Experiencing traumatic childhood is a risk factor for developing substance use disorder (SUD). SUD patients with a history of traumatic childhood often develop a subtype of SUD that is characterised by earlier onset, high relapse rate and more severe symptoms. To date, only accurate psychometric assessment can aid the proper diagnosis but still no objective measure is available to support the stratification of SUD patients. We have recently shown that peripheral blood in SUD patients can store in the long-term information regarding the quality of early life. Specifically, we identified alterations in the expression level of few inflammatory genes and cytokines that could discriminate SUD patients with or without the experience of traumatic childhood. Thus, a more accurate investigation to characterise these alterations is needed to understand the impact of traumatic childhood on peripheral systems and its interaction with substance abuse. Here we propose to perform an unbiased genome-wide scale analysis of protein in blood plasma of healthy controls or SUD patients during abstinence. The analysis of proteome will compare the level of expression of all proteins that are present in individual plasma samples. These results combined with the psychometric evaluation will help to identify a number of proteins that are altered in SUD patients also based on the quality of early life. This experiment will provide insights into the long-term impact of traumatic childhood on biological systems and will identify peripheral biomarkers in SUD patients that may represent indicators of increased SUD severity, and eventually predictors of relapse.

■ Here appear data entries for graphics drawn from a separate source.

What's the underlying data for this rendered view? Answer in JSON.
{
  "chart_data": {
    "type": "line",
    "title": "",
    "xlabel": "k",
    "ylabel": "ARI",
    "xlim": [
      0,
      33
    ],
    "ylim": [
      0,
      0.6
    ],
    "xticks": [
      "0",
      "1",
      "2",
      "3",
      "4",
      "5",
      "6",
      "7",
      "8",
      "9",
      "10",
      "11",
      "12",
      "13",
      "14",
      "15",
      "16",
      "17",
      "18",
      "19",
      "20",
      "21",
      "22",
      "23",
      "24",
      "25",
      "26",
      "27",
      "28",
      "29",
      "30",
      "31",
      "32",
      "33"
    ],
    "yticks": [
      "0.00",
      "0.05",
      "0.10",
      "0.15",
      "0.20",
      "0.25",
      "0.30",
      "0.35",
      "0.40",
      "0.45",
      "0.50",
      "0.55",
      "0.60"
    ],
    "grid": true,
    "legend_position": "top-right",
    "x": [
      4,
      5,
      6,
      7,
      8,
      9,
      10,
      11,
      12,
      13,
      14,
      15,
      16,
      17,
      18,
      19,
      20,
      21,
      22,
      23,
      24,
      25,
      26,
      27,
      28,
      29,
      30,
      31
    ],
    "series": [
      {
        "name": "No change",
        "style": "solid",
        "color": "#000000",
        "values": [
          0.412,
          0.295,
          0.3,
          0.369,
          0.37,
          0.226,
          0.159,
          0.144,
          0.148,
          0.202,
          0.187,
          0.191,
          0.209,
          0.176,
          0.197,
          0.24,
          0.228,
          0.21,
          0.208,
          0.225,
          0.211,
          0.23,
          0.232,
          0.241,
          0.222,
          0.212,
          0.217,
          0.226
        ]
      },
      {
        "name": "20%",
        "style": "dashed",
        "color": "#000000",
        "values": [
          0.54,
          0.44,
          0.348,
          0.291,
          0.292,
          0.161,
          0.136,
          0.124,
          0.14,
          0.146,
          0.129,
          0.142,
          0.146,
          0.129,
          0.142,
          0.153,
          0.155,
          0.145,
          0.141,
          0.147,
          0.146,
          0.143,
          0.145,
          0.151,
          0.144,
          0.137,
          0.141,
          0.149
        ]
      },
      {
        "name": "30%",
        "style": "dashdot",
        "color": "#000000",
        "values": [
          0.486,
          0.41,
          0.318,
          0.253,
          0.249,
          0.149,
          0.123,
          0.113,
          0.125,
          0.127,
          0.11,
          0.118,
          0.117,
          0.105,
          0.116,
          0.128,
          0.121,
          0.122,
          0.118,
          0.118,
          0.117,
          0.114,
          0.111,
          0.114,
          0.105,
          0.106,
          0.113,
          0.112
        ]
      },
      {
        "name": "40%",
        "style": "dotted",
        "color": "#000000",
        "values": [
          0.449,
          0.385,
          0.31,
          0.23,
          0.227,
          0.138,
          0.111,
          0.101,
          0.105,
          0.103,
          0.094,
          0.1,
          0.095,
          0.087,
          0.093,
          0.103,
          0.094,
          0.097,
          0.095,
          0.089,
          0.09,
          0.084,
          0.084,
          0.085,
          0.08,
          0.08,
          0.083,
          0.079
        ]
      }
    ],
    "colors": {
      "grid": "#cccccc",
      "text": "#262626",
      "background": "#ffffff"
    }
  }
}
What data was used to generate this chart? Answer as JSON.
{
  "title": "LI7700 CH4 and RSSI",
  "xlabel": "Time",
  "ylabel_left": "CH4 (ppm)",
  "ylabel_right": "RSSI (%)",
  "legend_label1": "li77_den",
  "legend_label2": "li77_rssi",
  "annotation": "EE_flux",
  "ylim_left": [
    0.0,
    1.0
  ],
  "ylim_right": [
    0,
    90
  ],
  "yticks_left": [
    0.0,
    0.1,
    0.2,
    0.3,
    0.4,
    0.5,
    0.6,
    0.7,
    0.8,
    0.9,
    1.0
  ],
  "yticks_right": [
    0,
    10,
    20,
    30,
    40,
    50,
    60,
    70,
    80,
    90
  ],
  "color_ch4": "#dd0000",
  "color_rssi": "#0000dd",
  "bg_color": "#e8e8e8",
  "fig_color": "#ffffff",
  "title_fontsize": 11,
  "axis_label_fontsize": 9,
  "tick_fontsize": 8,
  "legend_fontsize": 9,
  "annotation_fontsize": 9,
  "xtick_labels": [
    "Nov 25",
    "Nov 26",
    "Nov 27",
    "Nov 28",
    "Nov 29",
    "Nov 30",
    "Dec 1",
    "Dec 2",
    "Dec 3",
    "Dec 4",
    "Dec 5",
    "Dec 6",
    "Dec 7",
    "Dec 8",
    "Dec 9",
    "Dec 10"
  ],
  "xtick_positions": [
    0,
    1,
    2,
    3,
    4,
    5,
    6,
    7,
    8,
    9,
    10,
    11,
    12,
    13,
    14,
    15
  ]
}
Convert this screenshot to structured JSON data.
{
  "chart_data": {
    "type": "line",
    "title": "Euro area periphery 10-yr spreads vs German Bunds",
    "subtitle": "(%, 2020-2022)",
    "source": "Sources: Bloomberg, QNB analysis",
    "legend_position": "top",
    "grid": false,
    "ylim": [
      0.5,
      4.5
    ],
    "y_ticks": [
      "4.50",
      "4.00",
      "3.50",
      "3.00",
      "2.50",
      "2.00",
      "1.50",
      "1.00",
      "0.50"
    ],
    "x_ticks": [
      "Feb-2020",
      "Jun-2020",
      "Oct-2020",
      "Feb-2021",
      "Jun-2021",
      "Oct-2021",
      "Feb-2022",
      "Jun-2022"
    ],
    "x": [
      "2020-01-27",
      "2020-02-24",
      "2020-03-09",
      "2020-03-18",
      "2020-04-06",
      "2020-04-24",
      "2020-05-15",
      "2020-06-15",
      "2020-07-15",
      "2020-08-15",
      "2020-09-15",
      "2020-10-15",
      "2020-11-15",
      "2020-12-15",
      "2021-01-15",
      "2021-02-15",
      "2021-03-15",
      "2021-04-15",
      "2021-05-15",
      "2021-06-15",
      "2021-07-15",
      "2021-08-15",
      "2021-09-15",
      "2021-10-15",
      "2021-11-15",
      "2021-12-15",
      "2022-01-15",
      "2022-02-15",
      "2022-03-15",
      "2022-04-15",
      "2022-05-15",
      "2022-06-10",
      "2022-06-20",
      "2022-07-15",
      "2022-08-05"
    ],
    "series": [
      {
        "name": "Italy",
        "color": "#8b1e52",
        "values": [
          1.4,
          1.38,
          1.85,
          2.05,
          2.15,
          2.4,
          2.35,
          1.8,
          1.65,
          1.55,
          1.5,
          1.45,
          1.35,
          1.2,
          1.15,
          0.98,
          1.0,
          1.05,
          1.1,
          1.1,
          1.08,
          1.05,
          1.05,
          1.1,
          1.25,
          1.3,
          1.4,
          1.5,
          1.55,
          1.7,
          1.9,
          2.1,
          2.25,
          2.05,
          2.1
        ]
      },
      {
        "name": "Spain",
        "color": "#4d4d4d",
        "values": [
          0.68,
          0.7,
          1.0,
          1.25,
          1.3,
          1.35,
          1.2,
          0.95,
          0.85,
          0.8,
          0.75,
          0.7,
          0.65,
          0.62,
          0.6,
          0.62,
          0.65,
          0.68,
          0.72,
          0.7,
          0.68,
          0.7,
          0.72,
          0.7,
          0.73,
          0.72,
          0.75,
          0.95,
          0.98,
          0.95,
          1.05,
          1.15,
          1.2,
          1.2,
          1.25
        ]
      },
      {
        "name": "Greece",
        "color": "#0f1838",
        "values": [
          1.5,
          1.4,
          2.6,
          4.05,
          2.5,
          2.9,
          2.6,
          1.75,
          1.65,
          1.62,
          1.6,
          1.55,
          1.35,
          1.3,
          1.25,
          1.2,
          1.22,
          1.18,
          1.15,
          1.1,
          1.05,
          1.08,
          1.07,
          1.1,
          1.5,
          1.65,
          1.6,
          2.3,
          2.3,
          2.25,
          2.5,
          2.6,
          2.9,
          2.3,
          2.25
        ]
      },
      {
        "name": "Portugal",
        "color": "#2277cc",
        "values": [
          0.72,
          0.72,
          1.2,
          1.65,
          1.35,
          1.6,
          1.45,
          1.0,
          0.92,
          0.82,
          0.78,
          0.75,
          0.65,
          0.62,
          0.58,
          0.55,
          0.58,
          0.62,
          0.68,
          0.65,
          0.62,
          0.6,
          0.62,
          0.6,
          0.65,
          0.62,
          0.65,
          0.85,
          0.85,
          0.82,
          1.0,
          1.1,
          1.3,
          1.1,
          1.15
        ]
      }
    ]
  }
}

The proteomic analyses of human blood and blood-derived products (e.g. plasma) offers an attractive avenue to translate research progress from the laboratory into the clinic.
Proteomic analysis of plasma samples from SUD patients has been so far investigated primarily to assay the impact that history of drug use had on peripheral systems. None of the related studies to our knowledge has explored the influence of TC on the drug use-derived alterations.
Thus, the proposed project will potentially help the advancement of personalized medicine applications, proposing the use of whole blood as a form of ¿liquid biopsy¿ application, to help the stratification of SUD patients and support tailored protocols of intervention.
Moreover, the results obtained from the proteomic analysis will likely set up the beginning of new research avenues, fitting perfectly with the scope of the proposed starting grant.